With it came a big surprise.
The HSE now proposes Teach na Cumas, the National Centre for Disability Inclusion and Neuro-Rehabilitation, a HSE-owned regional (sic!) hub co-locating three organisations, among them the An Saol Foundation, under long-term lease agreements.
It has to be very much welcomed that the HSE has finally decided to offer permanent space to the An Saol Foundation in a brand new, purpose-built facility at a nominal rate. Following years of stalling, of apparent in-action, no real formal progress along the HSE bureaucracy, this is a step in the right direction.
While there are many positive aspects to this plan it, however, regrettably has little got to do with the project proposed by the An Saol Foundation responding to a request by the HSE and emphatically supported by those directly affected by a sABI and their families, members of the Oireachtas, Dublin City Council, prominent Irish companies, and, last but not least, by the HSE itself.
On 28th June this year, Paul McAuliffe of the Oireachtas Joint Committee on Disability questioned the HSE about their support for the An Saol Foundation’s Teach An Saol Project. Bernard Gloster, CEO, complimented the An Saol Foundation on their excellent work and said that he would be more than happy to meet to advance the Teach An Saol project.
Regrettably, in the HSE’s current proposal, there is no mention of Teach An Saol, there is no mention that it will be build in two phases, and the only mention of respite and supported short-term living in the proposal was left in it most likely through oversight.
That leaves the question: Who is in charge of giving the go-ahead for this new, very different project, rather than to Teach An Saol, a development that all agree is desperately needed; that all agree is being delivered very effectively and efficiently by the An Saol Foundation; and that is being offered on a silver platter to the civil servants to execute?

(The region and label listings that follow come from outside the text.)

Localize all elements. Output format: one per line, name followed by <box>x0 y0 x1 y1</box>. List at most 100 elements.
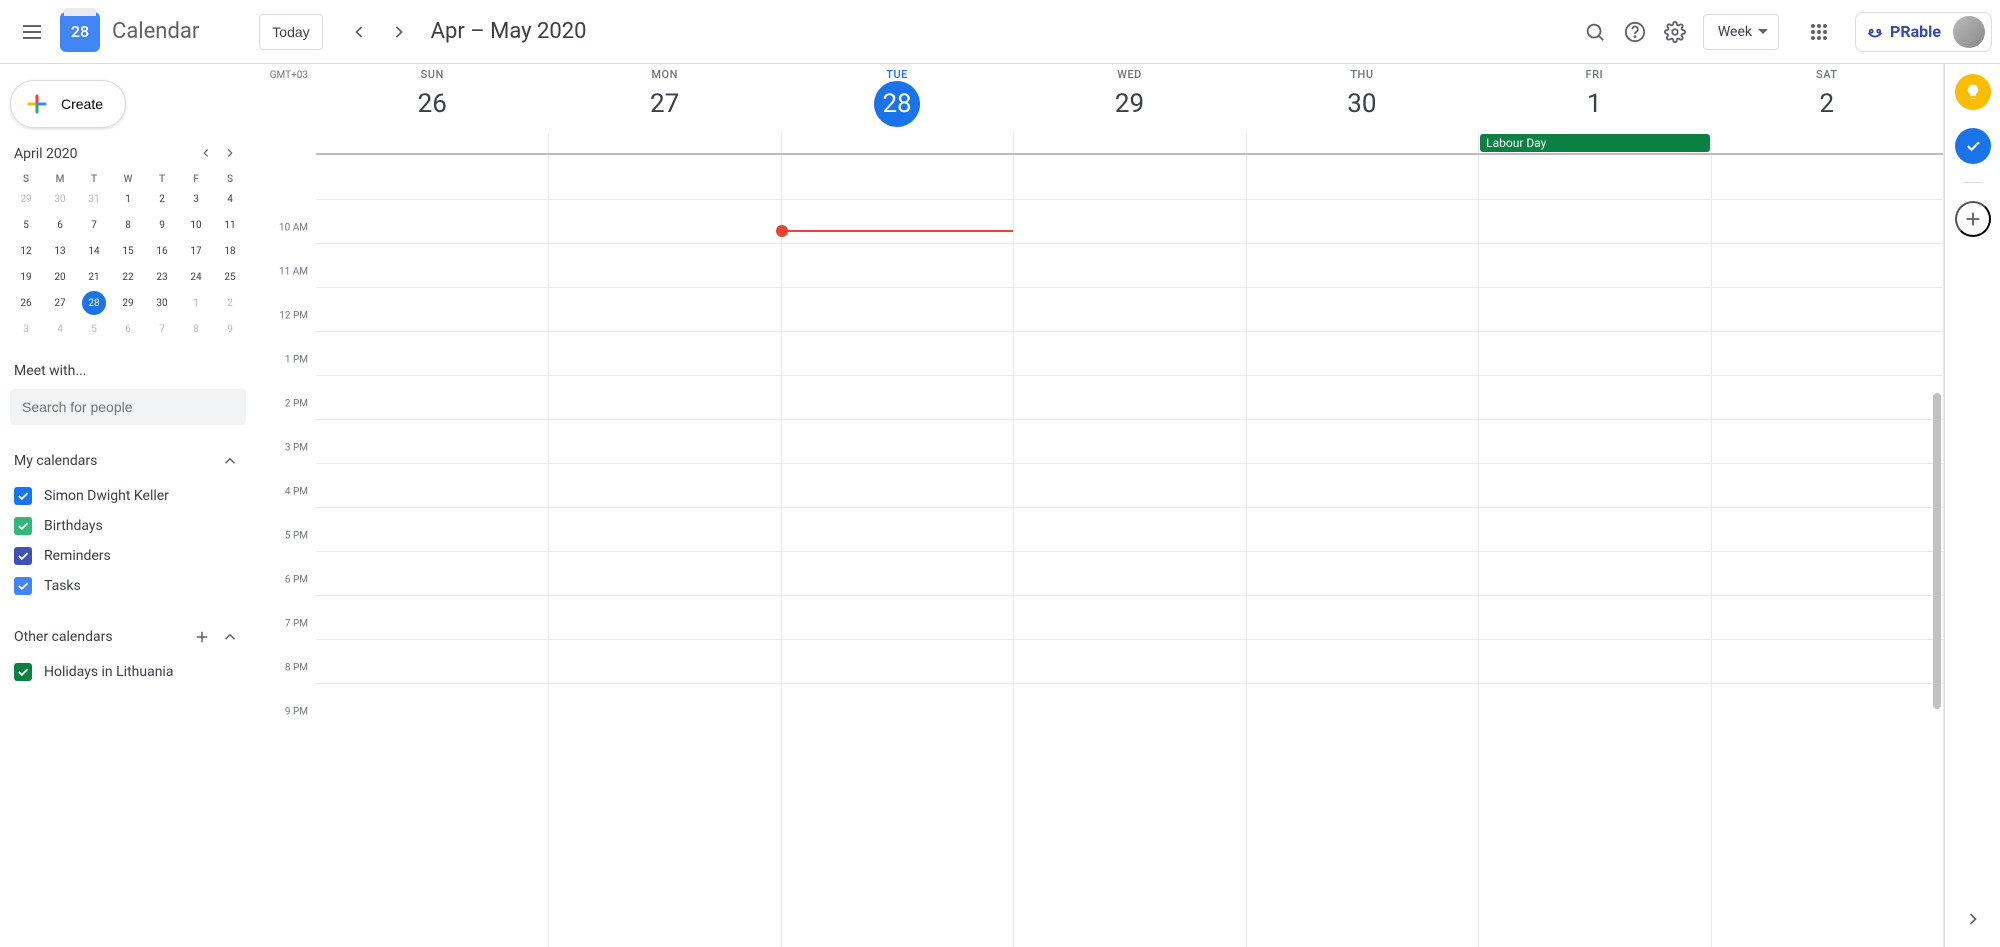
calendar-list-item[interactable]: Tasks <box>10 571 246 601</box>
mini-day-cell[interactable]: 29 <box>14 187 38 211</box>
mini-day-cell[interactable]: 8 <box>116 213 140 237</box>
day-column[interactable] <box>1711 155 1943 947</box>
mini-day-cell[interactable]: 1 <box>184 291 208 315</box>
day-header[interactable]: SUN26 <box>316 68 548 127</box>
calendar-checkbox[interactable] <box>14 487 32 505</box>
mini-day-cell[interactable]: 25 <box>218 265 242 289</box>
day-header[interactable]: THU30 <box>1246 68 1478 127</box>
calendar-list-item[interactable]: Holidays in Lithuania <box>10 657 246 687</box>
mini-day-cell[interactable]: 22 <box>116 265 140 289</box>
mini-day-cell[interactable]: 10 <box>184 213 208 237</box>
collapse-other-calendars-button[interactable] <box>218 625 242 649</box>
mini-next-month-button[interactable] <box>218 142 242 166</box>
other-calendars-header[interactable]: Other calendars <box>10 625 246 649</box>
day-column[interactable] <box>1246 155 1478 947</box>
mini-day-cell[interactable]: 30 <box>150 291 174 315</box>
create-button[interactable]: Create <box>10 80 126 128</box>
help-button[interactable] <box>1615 12 1655 52</box>
google-apps-button[interactable] <box>1799 12 1839 52</box>
mini-day-cell[interactable]: 6 <box>48 213 72 237</box>
mini-day-cell[interactable]: 7 <box>150 317 174 341</box>
next-period-button[interactable] <box>379 12 419 52</box>
add-addon-button[interactable] <box>1955 201 1991 237</box>
mini-prev-month-button[interactable] <box>194 142 218 166</box>
calendar-list-item[interactable]: Simon Dwight Keller <box>10 481 246 511</box>
tasks-button[interactable] <box>1955 128 1991 164</box>
mini-day-cell[interactable]: 20 <box>48 265 72 289</box>
mini-day-cell[interactable]: 9 <box>218 317 242 341</box>
settings-button[interactable] <box>1655 12 1695 52</box>
day-number[interactable]: 29 <box>1106 81 1152 127</box>
prev-period-button[interactable] <box>339 12 379 52</box>
mini-day-cell[interactable]: 28 <box>82 291 106 315</box>
brand-chip[interactable]: PRable <box>1855 12 1992 52</box>
mini-day-cell[interactable]: 2 <box>218 291 242 315</box>
day-number[interactable]: 1 <box>1571 81 1617 127</box>
user-avatar[interactable] <box>1953 16 1985 48</box>
mini-day-cell[interactable]: 29 <box>116 291 140 315</box>
mini-day-cell[interactable]: 4 <box>218 187 242 211</box>
allday-cell[interactable] <box>781 133 1013 153</box>
main-menu-button[interactable] <box>8 8 56 56</box>
mini-day-cell[interactable]: 7 <box>82 213 106 237</box>
mini-day-cell[interactable]: 12 <box>14 239 38 263</box>
day-number[interactable]: 28 <box>874 81 920 127</box>
mini-day-cell[interactable]: 2 <box>150 187 174 211</box>
day-column[interactable] <box>781 155 1013 947</box>
allday-event[interactable]: Labour Day <box>1480 134 1709 152</box>
mini-day-cell[interactable]: 5 <box>82 317 106 341</box>
mini-day-cell[interactable]: 5 <box>14 213 38 237</box>
mini-day-cell[interactable]: 24 <box>184 265 208 289</box>
mini-day-cell[interactable]: 6 <box>116 317 140 341</box>
mini-day-cell[interactable]: 23 <box>150 265 174 289</box>
allday-cell[interactable]: Labour Day <box>1478 133 1710 153</box>
hide-side-panel-button[interactable] <box>1955 901 1991 937</box>
day-number[interactable]: 30 <box>1339 81 1385 127</box>
day-header[interactable]: SAT2 <box>1711 68 1943 127</box>
day-column[interactable] <box>316 155 548 947</box>
mini-day-cell[interactable]: 15 <box>116 239 140 263</box>
mini-day-cell[interactable]: 26 <box>14 291 38 315</box>
mini-day-cell[interactable]: 1 <box>116 187 140 211</box>
mini-day-cell[interactable]: 30 <box>48 187 72 211</box>
mini-day-cell[interactable]: 18 <box>218 239 242 263</box>
day-header[interactable]: WED29 <box>1013 68 1245 127</box>
day-header[interactable]: TUE28 <box>781 68 1013 127</box>
calendar-list-item[interactable]: Birthdays <box>10 511 246 541</box>
mini-day-cell[interactable]: 17 <box>184 239 208 263</box>
calendar-checkbox[interactable] <box>14 663 32 681</box>
calendar-list-item[interactable]: Reminders <box>10 541 246 571</box>
collapse-my-calendars-button[interactable] <box>218 449 242 473</box>
day-header[interactable]: FRI1 <box>1478 68 1710 127</box>
view-switcher[interactable]: Week <box>1703 14 1779 50</box>
calendar-checkbox[interactable] <box>14 517 32 535</box>
calendar-checkbox[interactable] <box>14 547 32 565</box>
allday-cell[interactable] <box>1711 133 1943 153</box>
allday-cell[interactable] <box>1246 133 1478 153</box>
day-header[interactable]: MON27 <box>548 68 780 127</box>
mini-day-cell[interactable]: 19 <box>14 265 38 289</box>
mini-day-cell[interactable]: 8 <box>184 317 208 341</box>
day-number[interactable]: 26 <box>409 81 455 127</box>
search-button[interactable] <box>1575 12 1615 52</box>
day-number[interactable]: 2 <box>1804 81 1850 127</box>
mini-day-cell[interactable]: 16 <box>150 239 174 263</box>
search-people-input[interactable] <box>10 389 246 425</box>
vertical-scrollbar[interactable] <box>1931 155 1943 947</box>
mini-day-cell[interactable]: 4 <box>48 317 72 341</box>
mini-day-cell[interactable]: 9 <box>150 213 174 237</box>
mini-day-cell[interactable]: 27 <box>48 291 72 315</box>
mini-day-cell[interactable]: 3 <box>184 187 208 211</box>
week-grid-body[interactable] <box>316 155 1943 947</box>
day-column[interactable] <box>1013 155 1245 947</box>
day-column[interactable] <box>548 155 780 947</box>
allday-cell[interactable] <box>548 133 780 153</box>
mini-day-cell[interactable]: 11 <box>218 213 242 237</box>
keep-button[interactable] <box>1955 74 1991 110</box>
mini-day-cell[interactable]: 21 <box>82 265 106 289</box>
day-number[interactable]: 27 <box>642 81 688 127</box>
mini-day-cell[interactable]: 13 <box>48 239 72 263</box>
mini-day-cell[interactable]: 31 <box>82 187 106 211</box>
today-button[interactable]: Today <box>259 14 322 50</box>
day-column[interactable] <box>1478 155 1710 947</box>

Just a few weeks ago, I met a 19-year old teenager and his family in the National Rehabilitation Hospital (NRH) on a Sunday. It was his last day in the NRH. The following day, he was discharged to a nursing home in Wexford.
Seriously: how can this still be allowed to happen? How can those responsible sleep at night? Why are they not held to account? This is, literally, stomach turning. Just stop and think about it. A 19-year old teenager being shipped off to a nursing home because there is nothing better for him available?

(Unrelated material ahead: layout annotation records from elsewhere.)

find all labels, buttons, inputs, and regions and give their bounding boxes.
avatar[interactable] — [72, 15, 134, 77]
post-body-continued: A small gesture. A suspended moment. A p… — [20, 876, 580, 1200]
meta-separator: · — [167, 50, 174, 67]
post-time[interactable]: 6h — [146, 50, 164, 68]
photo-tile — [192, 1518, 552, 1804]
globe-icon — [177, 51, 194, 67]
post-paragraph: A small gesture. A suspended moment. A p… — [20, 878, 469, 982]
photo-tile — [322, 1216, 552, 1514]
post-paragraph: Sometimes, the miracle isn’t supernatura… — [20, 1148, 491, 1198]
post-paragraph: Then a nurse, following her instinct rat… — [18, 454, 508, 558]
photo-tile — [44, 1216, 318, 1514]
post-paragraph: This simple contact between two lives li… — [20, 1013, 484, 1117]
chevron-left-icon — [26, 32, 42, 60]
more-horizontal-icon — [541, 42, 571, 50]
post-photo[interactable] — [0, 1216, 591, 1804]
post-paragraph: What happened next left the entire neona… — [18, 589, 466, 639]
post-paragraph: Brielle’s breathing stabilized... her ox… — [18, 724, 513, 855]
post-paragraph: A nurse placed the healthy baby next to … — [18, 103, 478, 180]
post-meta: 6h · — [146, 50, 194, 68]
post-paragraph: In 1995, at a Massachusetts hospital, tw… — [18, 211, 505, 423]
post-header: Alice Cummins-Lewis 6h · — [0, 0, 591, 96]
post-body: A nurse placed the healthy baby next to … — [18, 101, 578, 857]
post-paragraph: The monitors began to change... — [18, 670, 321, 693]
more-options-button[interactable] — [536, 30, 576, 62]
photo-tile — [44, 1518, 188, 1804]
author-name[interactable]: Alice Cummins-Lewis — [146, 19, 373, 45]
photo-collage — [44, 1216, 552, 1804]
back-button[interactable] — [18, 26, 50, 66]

Except there is. Or, at least there could be.
My family were once in that situation when the first question we were asked was, “Which nursing home is he (Pádraig) going to go to?“. For the last 10 years, I have been working with families who have suffered almost unbearable pain, some of them were torn apart, because of the unsustainable and in-humane practice of placing young people in inappropriate care instead of supporting them appropriately to live their lives with their injuries.
Today, if you suffer a severe Acquired Brain Injury (sABI) in Ireland, you and your family will still not only have learn to live with the obvious, very dramatic, changes in your abilities and circumstances. You will also be deprived of your right to a life where you are enabled to look after your body, mind, and soul: your wellbeing.
Teach An Saol offers a real opportunity to change this situation.
This is not a question of finance. This is a question of political will and focussed execution.
Letting this opportunity pass would be a tragedy. Allowing the takeover of the work done by and for the An Saol Foundation’s Teach An Saol, and just build another HSE building where the An Saol Foundation would be one of three tenants raises many difficult questions.
The most important and pressing of these question is:
Who is Charge?
Max Weber, widely regarded as one of the founding figures of modern social science, had the answer, just over a hundred years ago.
Finally, and paraphrasing Dylan Thomas, here is a promise:
We will not go gentle into that good night. But rage, rage against the dying of the light.
Note: The section “Young lives, not nursing homes — deliver Teach An Saol.” was added on Monday, 22 September 2025.